Aquí dejo un link por si algún familiar o amigo íntimo tiene la curiosidad de echarle un vistazo
https://youtu.be/ELhujMDuNYs
La lectura de esta novela me produce nostalgia de Barcelona, una nostalgia que Nathaly se encarga de recordarme cada cierto tiempo. También para ella es una ciudad especia. Allí nos conocimos, allí empezó Matías su viaje y allí siguen mi hermana y su familia. Con la lectura de esta novela refresco la memoria de algunos paisajes, evoco algunos momentos y acreciento las ganas de regresar.
Además Nathaly y yo tenemos una visita pendiente. En cada regreso decimos que queremos entrar a la Sagrada Familia (casi un personaje más en esta novela) y en cada viaje posponemos la cita, pensando que así, siempre tendremos un motivo ineludible para regresar.

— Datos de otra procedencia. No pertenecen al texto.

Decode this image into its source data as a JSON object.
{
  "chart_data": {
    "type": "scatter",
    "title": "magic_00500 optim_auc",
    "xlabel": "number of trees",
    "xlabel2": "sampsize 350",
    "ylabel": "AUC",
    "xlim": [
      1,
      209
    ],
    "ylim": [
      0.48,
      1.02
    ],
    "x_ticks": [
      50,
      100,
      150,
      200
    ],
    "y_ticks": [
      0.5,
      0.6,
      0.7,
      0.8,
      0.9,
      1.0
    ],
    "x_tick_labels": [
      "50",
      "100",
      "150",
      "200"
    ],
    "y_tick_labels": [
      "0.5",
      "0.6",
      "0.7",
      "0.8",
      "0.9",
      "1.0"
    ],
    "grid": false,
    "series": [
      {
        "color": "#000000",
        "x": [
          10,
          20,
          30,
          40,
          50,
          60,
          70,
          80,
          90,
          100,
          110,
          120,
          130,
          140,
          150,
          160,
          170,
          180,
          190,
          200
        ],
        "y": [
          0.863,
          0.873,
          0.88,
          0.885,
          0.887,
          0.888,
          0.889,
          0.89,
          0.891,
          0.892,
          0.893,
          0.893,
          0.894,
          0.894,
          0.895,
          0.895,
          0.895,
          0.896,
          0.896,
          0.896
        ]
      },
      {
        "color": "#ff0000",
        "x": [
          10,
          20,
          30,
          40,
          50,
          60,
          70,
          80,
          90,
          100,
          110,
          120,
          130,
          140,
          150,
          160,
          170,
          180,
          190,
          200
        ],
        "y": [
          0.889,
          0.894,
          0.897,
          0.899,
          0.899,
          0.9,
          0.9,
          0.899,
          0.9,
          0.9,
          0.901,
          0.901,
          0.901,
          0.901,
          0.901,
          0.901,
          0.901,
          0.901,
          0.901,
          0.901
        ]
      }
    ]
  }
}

Un día salí de mi pequeña ciudad andaluza sin saber que lo hacía para no volver, sin saber que Barcelona acabaría siendo una nueva casa, un lugar donde me sentí confortable, una ciudad que me sedujo al instante, una ciudad a la que sobreviví y de la que me fui enamorando, de verdad, poco a poco… y una ciudad de la que, reconozco, en los primeros meses tuve mucho miedo de salir derrotado. Recuerdo que mi amigo Fernando, cuando le confesé mis temores en alguno de mis primeros regresos a Córdoba, me dijo algo así como: "y si te tienes que volver, te vuelves y no pasa ná". Aquellas palabras de consuelo y aliento y el vino fino que probablemente adornaba nuestra mesa o la barra de un bar, fueron el consuelo y aliento necesarios para que mi historia en Barcelona no tuviese un final precipitado.